Considerations before making the switch
Changing an invoicing currency is never easy as this involves a comprehensive review across all relevant business units and systems. A company needs to ensure there is sufficient implementation resources assigned to execute the change and the perceived benefits, as have been highlighted above, are sufficient to warrant the costs likely to incur.
The change to RMB trade invoicing needs to be a long-term strategy as it cannot be easily reversed given the rules and regulations in China and the potentially high switch-back costs. The following considerations should be evaluated:
1. Introduction of a new currency code – CNH
With the existence of two currency codes for RMB, namely onshore CNY and offshore CNH, companies will need to ensure that their treasury and dealing systems allow for trading in CNH as a new currency. In addition, any incremental risks, tenor availability and instruments available in accessing the CNH market needs to be considered in foreign exchange policies. It is the case too that the trade settlement currency for RMB remains as CNY and therefore may create currency/system conflicts which need to be reviewed.
2. Changes to trade documentation
While the RMB internationalisation initiative has simplified processing, there are still cross-border controls in place and nuances which companies must understand for effective implementation. Supporting documentation will need to be amended accordingly to ensure proper validation can be conducted by the relevant authorities in China. The list includes the intercompany trade agreement, purchase order, place of acceptance authority document and the invoice (thefapiaowhich is an official invoice registered at the local tax bureau and is used as a form of proof of purchase).
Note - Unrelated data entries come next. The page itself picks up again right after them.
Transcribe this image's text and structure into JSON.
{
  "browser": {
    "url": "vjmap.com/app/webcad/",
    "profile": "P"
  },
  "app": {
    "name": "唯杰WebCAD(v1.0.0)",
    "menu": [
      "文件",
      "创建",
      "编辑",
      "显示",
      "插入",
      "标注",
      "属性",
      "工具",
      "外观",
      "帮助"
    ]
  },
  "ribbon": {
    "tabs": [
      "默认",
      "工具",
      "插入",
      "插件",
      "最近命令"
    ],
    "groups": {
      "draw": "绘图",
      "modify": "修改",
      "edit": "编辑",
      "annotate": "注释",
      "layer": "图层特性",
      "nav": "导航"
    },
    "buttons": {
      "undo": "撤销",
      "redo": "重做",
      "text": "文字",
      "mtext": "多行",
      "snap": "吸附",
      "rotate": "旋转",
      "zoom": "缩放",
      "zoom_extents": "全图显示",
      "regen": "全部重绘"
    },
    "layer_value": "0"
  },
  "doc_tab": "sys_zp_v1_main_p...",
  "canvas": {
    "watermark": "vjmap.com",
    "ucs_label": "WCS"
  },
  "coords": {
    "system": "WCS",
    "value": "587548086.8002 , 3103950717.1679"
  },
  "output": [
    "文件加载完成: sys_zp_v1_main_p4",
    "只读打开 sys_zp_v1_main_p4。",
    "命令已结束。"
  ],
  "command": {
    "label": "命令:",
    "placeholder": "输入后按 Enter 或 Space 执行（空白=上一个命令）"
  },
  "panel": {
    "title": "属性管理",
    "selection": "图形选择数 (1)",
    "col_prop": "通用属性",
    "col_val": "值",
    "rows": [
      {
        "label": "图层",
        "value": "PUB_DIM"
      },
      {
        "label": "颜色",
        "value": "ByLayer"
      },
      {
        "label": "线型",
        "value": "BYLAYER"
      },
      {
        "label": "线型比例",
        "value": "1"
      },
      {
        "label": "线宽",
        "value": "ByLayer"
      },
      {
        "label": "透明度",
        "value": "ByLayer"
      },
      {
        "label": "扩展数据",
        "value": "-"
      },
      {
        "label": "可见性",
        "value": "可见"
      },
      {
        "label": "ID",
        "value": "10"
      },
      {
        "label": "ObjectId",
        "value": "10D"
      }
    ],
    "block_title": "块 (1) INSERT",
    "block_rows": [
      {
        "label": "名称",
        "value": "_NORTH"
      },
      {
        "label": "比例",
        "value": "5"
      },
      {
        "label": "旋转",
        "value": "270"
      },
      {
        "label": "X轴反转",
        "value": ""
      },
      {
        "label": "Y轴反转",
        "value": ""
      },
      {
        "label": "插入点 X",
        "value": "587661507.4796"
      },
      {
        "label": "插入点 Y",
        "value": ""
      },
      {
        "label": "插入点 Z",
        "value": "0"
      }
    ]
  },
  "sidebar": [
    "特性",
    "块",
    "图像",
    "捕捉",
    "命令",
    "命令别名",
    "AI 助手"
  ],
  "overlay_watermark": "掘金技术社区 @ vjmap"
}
3. Understanding the nuances of RMB settlement
We have seen significant progress over the past few years, however compared to USD, RMB settlement is still very much in its infancy and there are several considerations that a corporate should be aware of in ensuring that their payment obligations continue to be fulfilled on a timely basis.
Additional information required for RMB payments with China
- CNAPS bank code.
- Detailed transaction details for reporting (RCPMIS/BOP).
- Accurate beneficiary name (in English).
- Different clearing and settlement systems can result in varying payment cut-off times and holiday handling schedules.
- Beneficiaries can access the funds once they are received by the bank in China.
4. Benefiting from the different programmes in China
Moving on from simplifying processes for current account activities, the country has seen the introduction of payment programmes stemming from the Shanghai Free Trade Zone (SFTZ) and nationwide initiatives allowing payments to be performed on a net basis or on-behalf-of. These programmes allow companies to conduct payments with China on a more streamlined basis, as they do in other more developed countries.
The RMB journey continues
Without doubt, RMB internationalisation will accelerate. Over time, this will introduce incremental changes and flexibility offered by way of pilot programmes such as other Free Trade Zones, as well as improvements to cross-border controls and processes.
There will be potential tipping points for increased RMB invoicing going forward, and Citi continues to lead the way in helping clients to evaluate the opportunities created from ongoing regulatory reforms. At the right time, and specific to a company’s needs, RMB invoicing can certainly open new doors for companies – whether by negotiating cost savings or pursuing attractive new trading relationships with buyers or suppliers only willing to trade in RMB.
The key for treasurers is to start preparing their companies to make the timely switch when the opportunity arises.